“El artista es aquel que cuenta, a través de algo, cosas que simplemente dice para hablar de la vida. Cuando el receptor se siente movido adentro, el arte se da.”
Jairo Lauradó
Lorena nació en unos idus de marzo. En la última celebración de la Toma de la Bastilla, Lorena del Carmen partió rumbo a lo desconocido, al absoluto, al siguiente plano de la evolución. Perdonen tanta inútil pirotecnia verbal. Me cuesta decir que murió. No es por el morbo que siempre despierta la muerte. Es porque afirmar que simplemente murió no es suficiente.
Siento alivio al decir que murió, porque decirlo es decir que descansó de las arremetidas de esa fiera llamada cáncer uterino. Pero también siento la más grande de las admiraciones, porque Lorena, mi prima, fue una maestra en el arte de vivir.
Lorena dedicó su vida a crear. A crear artesanías con sus hábiles manos. A crear postres con su buen gusto. A crear caridad con su gran corazón. Pero sobre todo, Lorena se dedicó a crear felicidad y alegría en todos aquellos que tuvimos el honor y el placer de convivir con ella.

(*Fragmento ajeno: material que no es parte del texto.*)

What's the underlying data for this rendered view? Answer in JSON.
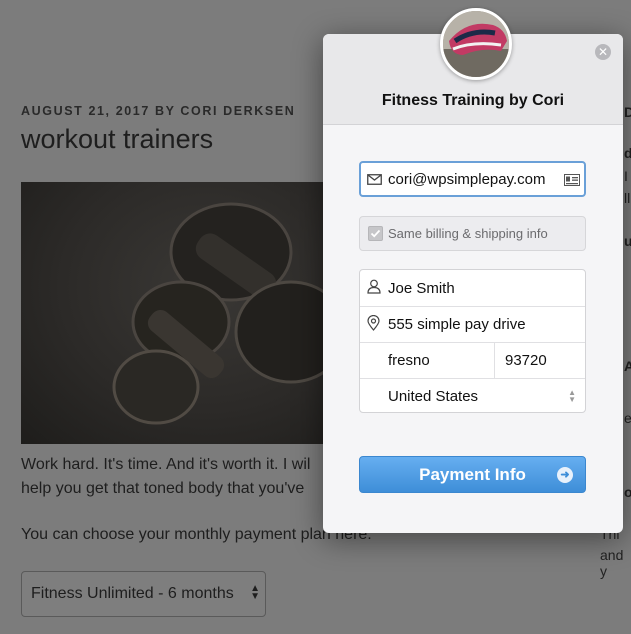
{
  "background": {
    "meta": "AUGUST 21, 2017 BY CORI DERKSEN",
    "title": "workout trainers",
    "paragraph1_line1": "Work hard. It's time. And it's worth it. I wil",
    "paragraph1_line2": "help you get that toned body that you've",
    "paragraph2": "You can choose your monthly payment plan here:",
    "select_value": "Fitness Unlimited - 6 months",
    "side_fragments": [
      "D",
      "dr",
      "I",
      "ll",
      "ur",
      "A",
      "e",
      "o",
      "Thi",
      "and y"
    ]
  },
  "modal": {
    "title": "Fitness Training by Cori",
    "close_icon": "close-icon",
    "email": "cori@wpsimplepay.com",
    "same_billing_label": "Same billing & shipping info",
    "name": "Joe Smith",
    "address": "555 simple pay drive",
    "city": "fresno",
    "zip": "93720",
    "country": "United States",
    "payment_button": "Payment Info"
  },
  "colors": {
    "accent": "#4a96df",
    "overlay": "#7c7c7c"
  }
}
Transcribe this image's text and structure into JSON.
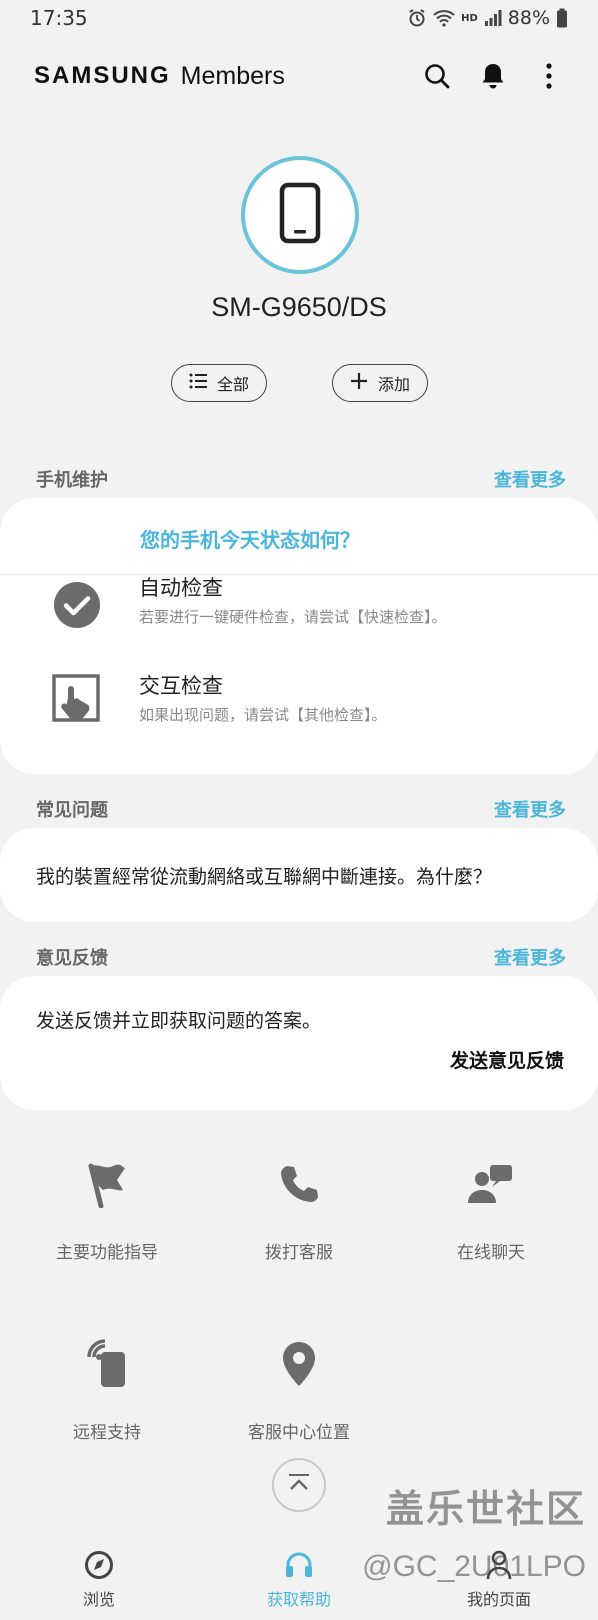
{
  "status_bar": {
    "time": "17:35",
    "battery_percent": "88%",
    "network_badge": "HD"
  },
  "app_bar": {
    "brand": "SAMSUNG",
    "brand_sub": "Members",
    "icons": [
      "search-icon",
      "bell-icon",
      "more-vert-icon"
    ]
  },
  "device": {
    "model": "SM-G9650/DS",
    "all_button": "全部",
    "add_button": "添加",
    "accent": "#6cc3dc"
  },
  "maintenance": {
    "title": "手机维护",
    "more": "查看更多",
    "question": "您的手机今天状态如何？",
    "items": [
      {
        "title": "自动检查",
        "desc": "若要进行一键硬件检查，请尝试【快速检查】。",
        "icon": "check-circle-icon"
      },
      {
        "title": "交互检查",
        "desc": "如果出现问题，请尝试【其他检查】。",
        "icon": "touch-screen-icon"
      }
    ]
  },
  "faq": {
    "title": "常见问题",
    "more": "查看更多",
    "question": "我的裝置經常從流動網絡或互聯網中斷連接。為什麼？"
  },
  "feedback": {
    "title": "意见反馈",
    "more": "查看更多",
    "text": "发送反馈并立即获取问题的答案。",
    "button": "发送意见反馈"
  },
  "services": [
    {
      "label": "主要功能指导",
      "icon": "flag-icon"
    },
    {
      "label": "拨打客服",
      "icon": "phone-icon"
    },
    {
      "label": "在线聊天",
      "icon": "chat-icon"
    },
    {
      "label": "远程支持",
      "icon": "remote-support-icon"
    },
    {
      "label": "客服中心位置",
      "icon": "location-pin-icon"
    }
  ],
  "bottom_nav": {
    "items": [
      {
        "label": "浏览",
        "icon": "compass-icon",
        "active": false
      },
      {
        "label": "获取帮助",
        "icon": "headset-icon",
        "active": true
      },
      {
        "label": "我的页面",
        "icon": "person-icon",
        "active": false
      }
    ]
  },
  "watermark": {
    "line1": "盖乐世社区",
    "line2": "@GC_2U01LPO"
  },
  "colors": {
    "accent": "#4ab6da",
    "background": "#f2f2f2",
    "card": "#ffffff"
  }
}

Niños y adultos tuvimos un lugar especial en su alma. El alma de una mujer valiente. Toda esa teoría que me he atrevido a esbozar en algunos torpes escritos, de lo inútil del temor a la muerte, de la obligación de ser feliz hasta el último instante, del desapego, del dar razones para vivir alegre a quienes te rodean, todos esos discursos, Lorena fue capaz de resumirlos con su ejemplo de entereza y buen ánimo. Su sonrisa fue siempre nuestro consuelo.
La última vez que la vi me retó a una carrera, ella en su silla de ruedas y yo con mis zapatillas puestas. Prometió bañarme con el polvo de la derrota, no acepté correr, efectivamente, me iba a humillar con la derrota. Así como humilló a la muerte. Se marchó sin suplicar. Nunca reconoció el señorío de la muerte.